Melina se sintió caer como un cadáver vivo. El primer impacto contra los ásperos escalones fue brutal y más ruidoso de lo esperado. Algo crujió dentro suyo. Oyó gritos y exclamaciones a su alrededor. Gracias a ese primer golpe el cuerpo de Melina logró despertar, solo para experimentar una agonizante sucesión de dolores en cadena. Borrosos manchones giraron delante de sus ojos, disparando agudas punzadas en su cuerpo y en su rostro.
Cuando el frenético descenso se detuvo por fin, el vértigo insistió en acompañarla. Melina luchó contra el mareo tratando de concentrarse en respirar y enfocar su vista en un solo lugar. Su cuerpo maltrecho tembló, la adrenalina que pulsaba en sus venas hizo que todo pareciera más definido y brillante por unos segundos. Un grupo de alumnos y profesores corrieron hacia ella, rodeándola. Melina alejó su vista del mar de rostros y la dirigió hacia donde había aterrizado su mochila, que se había abierto en la caída. Sus cuadernos y carpetas se hallaban desparramados por los escalones.
Los sonidos parecían amortiguados, como si llegaran a ella a través de una capa de algodón. Su visión comenzó a desenfocarse. Melina sabía que al sufrir un trauma siempre existen unos minutos de gracia en los que el cuerpo aún no envía todas las señales dolorosas al cerebro, pero a ella le pareció que esos instantes dorados se desvanecieron demasiado rápido. El dolor se amplificó con la fuerza de una ola azotada por el viento. Un ardor intenso en su brazo izquierdo le indicó que esos huesos habían sufrido el primer golpe.

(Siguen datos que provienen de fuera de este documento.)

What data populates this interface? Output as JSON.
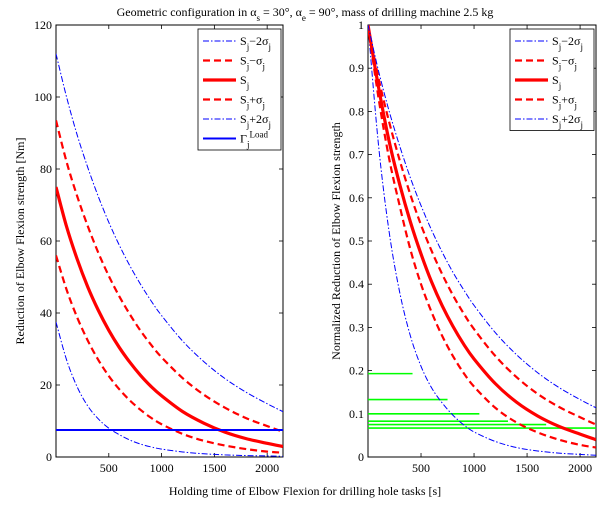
{
  "chart_data": {
    "title": "Geometric configuration in α_s = 30°, α_e = 90°, mass of drilling machine 2.5 kg",
    "xlabel": "Holding time of Elbow Flexion for drilling hole tasks [s]",
    "charts": [
      {
        "type": "line",
        "ylabel": "Reduction of Elbow Flexion strength [Nm]",
        "xlim": [
          0,
          2150
        ],
        "ylim": [
          0,
          120
        ],
        "xticks": [
          "500",
          "1000",
          "1500",
          "2000"
        ],
        "yticks": [
          "0",
          "20",
          "40",
          "60",
          "80",
          "100",
          "120"
        ],
        "legend_position": "top-right",
        "series": [
          {
            "name": "S_j−2σ_j",
            "style": "dashdot",
            "color": "#0000ff",
            "x": [
              0,
              100,
              200,
              300,
              400,
              500,
              600,
              700,
              800,
              900,
              1000,
              1200,
              1400,
              1600,
              1800,
              2000,
              2150
            ],
            "y": [
              37.5,
              27,
              19.5,
              14.2,
              10.6,
              8.0,
              6.2,
              4.7,
              3.6,
              2.8,
              2.2,
              1.4,
              0.9,
              0.6,
              0.4,
              0.3,
              0.2
            ]
          },
          {
            "name": "S_j−σ_j",
            "style": "dashed",
            "color": "#ff0000",
            "x": [
              0,
              100,
              200,
              300,
              400,
              500,
              600,
              700,
              800,
              900,
              1000,
              1200,
              1400,
              1600,
              1800,
              2000,
              2150
            ],
            "y": [
              56,
              46.5,
              38.8,
              32.4,
              27,
              22.5,
              18.8,
              15.7,
              13.1,
              10.9,
              9.1,
              6.4,
              4.5,
              3.2,
              2.2,
              1.5,
              1.2
            ]
          },
          {
            "name": "S_j",
            "style": "solid-thick",
            "color": "#ff0000",
            "x": [
              0,
              100,
              200,
              300,
              400,
              500,
              600,
              700,
              800,
              900,
              1000,
              1200,
              1400,
              1600,
              1800,
              2000,
              2150
            ],
            "y": [
              75,
              64,
              55,
              47.3,
              40.8,
              35.2,
              30.4,
              26.3,
              22.7,
              19.6,
              17,
              12.6,
              9.4,
              6.9,
              5.1,
              3.8,
              2.9
            ]
          },
          {
            "name": "S_j+σ_j",
            "style": "dashed",
            "color": "#ff0000",
            "x": [
              0,
              100,
              200,
              300,
              400,
              500,
              600,
              700,
              800,
              900,
              1000,
              1200,
              1400,
              1600,
              1800,
              2000,
              2150
            ],
            "y": [
              93.5,
              82,
              72.5,
              64.2,
              56.8,
              50.3,
              44.6,
              39.6,
              35.1,
              31.2,
              27.7,
              21.9,
              17.3,
              13.7,
              10.8,
              8.6,
              7
            ]
          },
          {
            "name": "S_j+2σ_j",
            "style": "dashdot",
            "color": "#0000ff",
            "x": [
              0,
              100,
              200,
              300,
              400,
              500,
              600,
              700,
              800,
              900,
              1000,
              1200,
              1400,
              1600,
              1800,
              2000,
              2150
            ],
            "y": [
              112,
              100,
              89.5,
              80.5,
              72.4,
              65.2,
              58.8,
              53.1,
              48,
              43.4,
              39.3,
              32.2,
              26.5,
              21.8,
              18,
              14.8,
              12.6
            ]
          },
          {
            "name": "Γ_j^Load",
            "style": "solid",
            "color": "#0000ff",
            "x": [
              0,
              2150
            ],
            "y": [
              7.5,
              7.5
            ]
          }
        ]
      },
      {
        "type": "line",
        "ylabel": "Normalized Reduction of Elbow Flexion strength",
        "xlim": [
          0,
          2150
        ],
        "ylim": [
          0,
          1
        ],
        "xticks": [
          "500",
          "1000",
          "1500",
          "2000"
        ],
        "yticks": [
          "0",
          "0.1",
          "0.2",
          "0.3",
          "0.4",
          "0.5",
          "0.6",
          "0.7",
          "0.8",
          "0.9",
          "1"
        ],
        "legend_position": "top-right",
        "series": [
          {
            "name": "S_j−2σ_j",
            "style": "dashdot",
            "color": "#0000ff",
            "x": [
              0,
              100,
              200,
              300,
              400,
              500,
              600,
              700,
              800,
              900,
              1000,
              1200,
              1400,
              1600,
              1800,
              2000,
              2150
            ],
            "y": [
              1,
              0.72,
              0.52,
              0.38,
              0.28,
              0.21,
              0.16,
              0.125,
              0.097,
              0.075,
              0.058,
              0.036,
              0.022,
              0.014,
              0.009,
              0.006,
              0.004
            ]
          },
          {
            "name": "S_j−σ_j",
            "style": "dashed",
            "color": "#ff0000",
            "x": [
              0,
              100,
              200,
              300,
              400,
              500,
              600,
              700,
              800,
              900,
              1000,
              1200,
              1400,
              1600,
              1800,
              2000,
              2150
            ],
            "y": [
              1,
              0.83,
              0.69,
              0.58,
              0.48,
              0.4,
              0.335,
              0.28,
              0.234,
              0.195,
              0.163,
              0.114,
              0.08,
              0.057,
              0.04,
              0.028,
              0.022
            ]
          },
          {
            "name": "S_j",
            "style": "solid-thick",
            "color": "#ff0000",
            "x": [
              0,
              100,
              200,
              300,
              400,
              500,
              600,
              700,
              800,
              900,
              1000,
              1200,
              1400,
              1600,
              1800,
              2000,
              2150
            ],
            "y": [
              1,
              0.855,
              0.73,
              0.63,
              0.544,
              0.47,
              0.405,
              0.35,
              0.303,
              0.262,
              0.227,
              0.17,
              0.127,
              0.095,
              0.071,
              0.053,
              0.04
            ]
          },
          {
            "name": "S_j+σ_j",
            "style": "dashed",
            "color": "#ff0000",
            "x": [
              0,
              100,
              200,
              300,
              400,
              500,
              600,
              700,
              800,
              900,
              1000,
              1200,
              1400,
              1600,
              1800,
              2000,
              2150
            ],
            "y": [
              1,
              0.876,
              0.775,
              0.686,
              0.607,
              0.537,
              0.477,
              0.423,
              0.375,
              0.333,
              0.296,
              0.234,
              0.185,
              0.146,
              0.116,
              0.092,
              0.075
            ]
          },
          {
            "name": "S_j+2σ_j",
            "style": "dashdot",
            "color": "#0000ff",
            "x": [
              0,
              100,
              200,
              300,
              400,
              500,
              600,
              700,
              800,
              900,
              1000,
              1200,
              1400,
              1600,
              1800,
              2000,
              2150
            ],
            "y": [
              1,
              0.893,
              0.8,
              0.719,
              0.646,
              0.582,
              0.525,
              0.474,
              0.428,
              0.388,
              0.351,
              0.288,
              0.237,
              0.195,
              0.161,
              0.133,
              0.114
            ]
          }
        ],
        "reference_lines": {
          "color": "#00ff00",
          "segments": [
            {
              "y": 0.193,
              "x0": 0,
              "x1": 420
            },
            {
              "y": 0.133,
              "x0": 0,
              "x1": 750
            },
            {
              "y": 0.1,
              "x0": 0,
              "x1": 1050
            },
            {
              "y": 0.083,
              "x0": 0,
              "x1": 1320
            },
            {
              "y": 0.075,
              "x0": 0,
              "x1": 1680
            },
            {
              "y": 0.067,
              "x0": 0,
              "x1": 2150
            }
          ]
        }
      }
    ]
  }
}
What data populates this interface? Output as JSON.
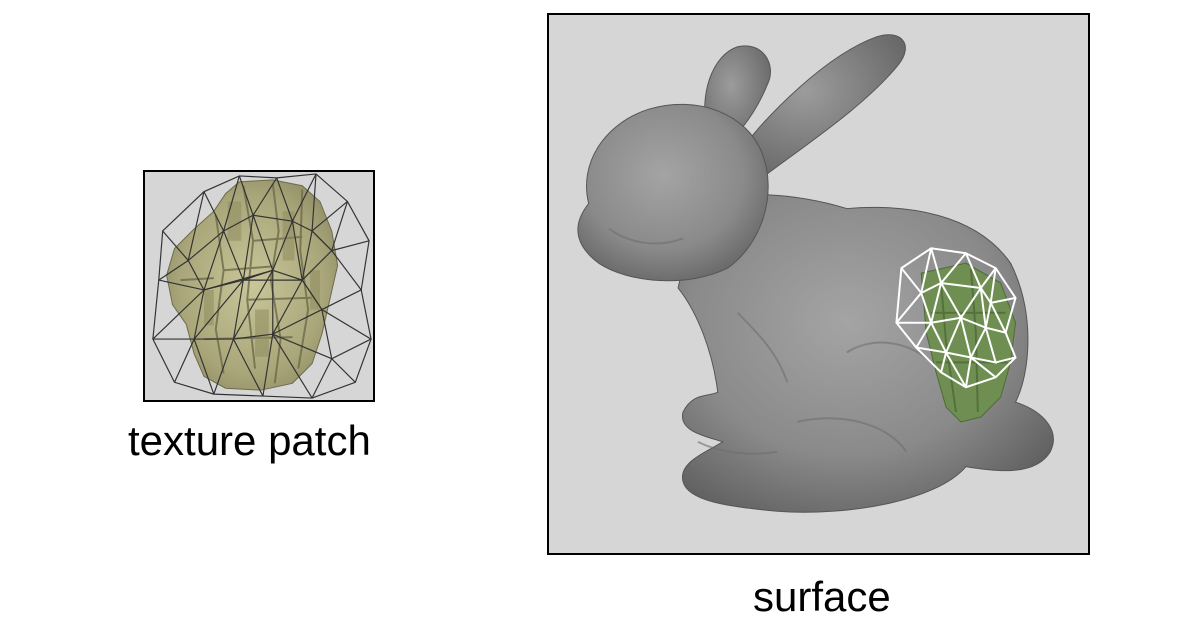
{
  "figure": {
    "texture_panel": {
      "caption": "texture patch",
      "texture_color": "#b9b58a",
      "mesh_color": "#333333"
    },
    "surface_panel": {
      "caption": "surface",
      "model_color": "#8a8a8a",
      "texture_color": "#6f8f52",
      "mesh_color": "#ffffff"
    },
    "background_color": "#d6d6d6"
  }
}
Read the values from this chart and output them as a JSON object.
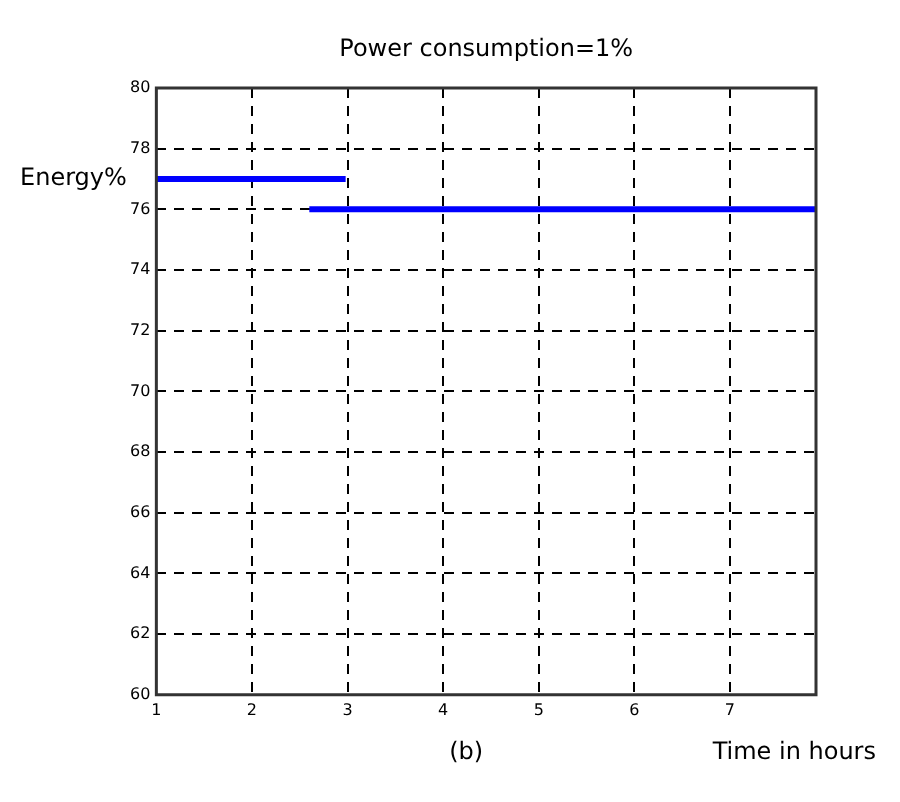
{
  "chart_data": {
    "type": "line",
    "title": "Power consumption=1%",
    "xlabel": "Time in hours",
    "ylabel": "Energy%",
    "annotations": [
      "(b)"
    ],
    "series": [
      {
        "color": "#0000ff",
        "x": [
          1,
          2.98
        ],
        "values": [
          77,
          77
        ]
      },
      {
        "color": "#0000ff",
        "x": [
          2.6,
          7.9
        ],
        "values": [
          76,
          76
        ]
      }
    ],
    "xlim": [
      1,
      7.9
    ],
    "xticks": [
      1,
      2,
      3,
      4,
      5,
      6,
      7
    ],
    "ylim": [
      60,
      80
    ],
    "yticks": [
      60,
      62,
      64,
      66,
      68,
      70,
      72,
      74,
      76,
      78,
      80
    ],
    "grid": true,
    "legend": false,
    "marker": "none",
    "line_style": "solid"
  }
}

Su mejilla enviaba punzadas insistentes a su cráneo y a su mandíbula. Melina deseó perder la conciencia en aquel momento, pero no tuvo tanta suerte.
Luego de unos minutos de quieto sufrimiento vio llegar a la enfermera, quien tampoco le permitió moverse hasta que llegaran los paramédicos. Era el protocolo en estos casos, explicó. El dolor se fue haciendo cada vez más insoportable. A pesar de sus esfuerzos por tratar de mantener la poca compostura y dignidad que le quedaban, se encontró llorando entre gemidos involuntarios. Se sintió como una muñeca de trapo, flotando entre oleadas de dolor intenso y corrientes cruzadas de extrema vergüenza. Alcanzó a oír una exclamación que sonaba como su nombre y percibió movimiento entre los espectadores. Una figura familiar se abría paso a codazos entre los mirones. Adrián se arrodilló a su lado con los ojos muy abiertos, desconcertado. El shock se estaba instalando en el cuerpo de Melina, dejando su mente en un vibrante estado de confusión. Pronto sus pensamientos se fueron desarticulando, quebrados.
Melina comenzó a balbucear y Adrián se acercó a ella a pesar de la mirada amenazante de la enfermera.
—La vi —susurró Melina.
—¿Qué? —Adrián se aproximó a ella un poco más. La enfermera bufó una orden que él ignoró.
—Ella.
Melina quiso decir algo más pero su rostro se contrajo en un gesto de dolor agudo y ya no pudo seguir hablando. Adrián la miró sin disimular su expresión de espanto. La enfermera lo obligó a retroceder y más profesores llegaron para controlar la situación, dispersando a los estudiantes curiosos. Minutos más tarde llegaron los paramédicos, atendieron a Melina y le colocaron un soporte rígido para el cuello. A continuación la trasladaron con cuidado en una camilla hacia la ambulancia que aguardaba afuera.
El escándalo duró un largo rato, pero al fin llegó el momento en que los alumnos congregados perdieron interés en el suceso y se dirigieron al salón de presentaciones entre risas y comentarios malintencionados. La directora los urgió a reunirse en el salón a través de los parlantes, mientras los preceptores arriaron a los estudiantes desperdigados como ovejas al corral. Adrián se apoyó contra la pared, sumido en sus pensamientos. Continuó parado allí, al pie de la escalera, con la mirada perdida por un largo rato, hasta que logró reaccionar. Se dio cuenta de que debía rescatar las pertenencias de Melina antes de que alguien más lo hiciera. Se apresuró a recoger los cuadernos y carpetas repartidos entre los escalones. La carpeta de dibujo de Melina yacía abierta unos cuantos escalones más arriba y en una de las páginas había un boceto extraño. Adrián recogió la carpeta y observó el dibujo, inquieto. Era el retrato de una joven pálida que reconoció en el acto, a pesar de que sus facciones se hallaban borroneadas. La ilustración era inquietante: los ojos vacíos de la joven estaban tachados con fuerza, ocultos por completo bajo dos cruces grandes y desprolijas. Cuatro trazos furiosos en tinta roja.